# Strange horse behavior



## Lexiie (Nov 14, 2011)

My mare does the same thing. She just doesn't like going on trails. Especially new ones.

I doubt anything's wrong with him, although depending on your area, I would agree with bad eyes
I'm in NE PA so the horses are low on vitamin E because of our grass and hay.


----------



## TimberRidgeRanch (Mar 6, 2012)

I would first have him checked by a vet. It may be a nerological disorder ( Onset of EPM) I would rule out any possible health issues and then look at the training part.

Good luck

TRR


----------



## Lexiie (Nov 14, 2011)

Wow, misssed half the post.
We have a 10 yo paint mare that gets scared going from dark to light and vice versa


----------



## trailhorserider (Oct 13, 2009)

Are you sure there really aren't actual things the horse is scared of on the trail? Even small things? For instance, my mare does much of the same (stops, stares, sometimes spooks in place, snorts, etc.) and about 1/2 the time it is a result of an animal, such as an elk, deer, or even a small bird. Or a piece of something blowing in the wind. She is just sensitive like that. The other 1/2 the time I may not even figure out what is bothering her, I just push her on and keep riding. 
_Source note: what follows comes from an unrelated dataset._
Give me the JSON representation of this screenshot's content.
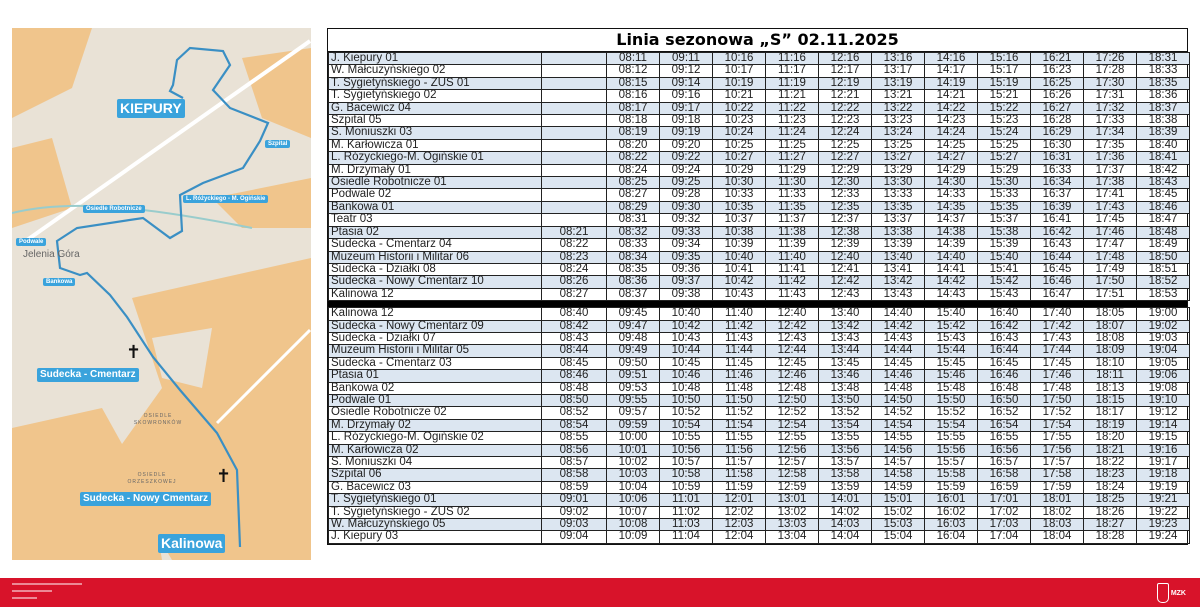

She is just a sensitive horse to stimuli, especially when riding alone. As she was used as a broodmare I sometimes wonder how much riding experience she actually has. But as long as I can push her forward and she doesn't do any major spooks, I just ride it out. She gets better the more I ride her. If I let her sit for a while, she is sensitive and spooky all over again.

I would check with a vet just to rule out eyesight problems- that is a good idea. That would be a reason for a horse to see boogers in every bush as well. Can't comment on the neurologic stuff as I have no experience with it.

PS. I also used to own a Paint that would stop and tremble when he encountered elk. I couldn't always see or hear them myself, but I knew they were there because of his reaction to them.


----------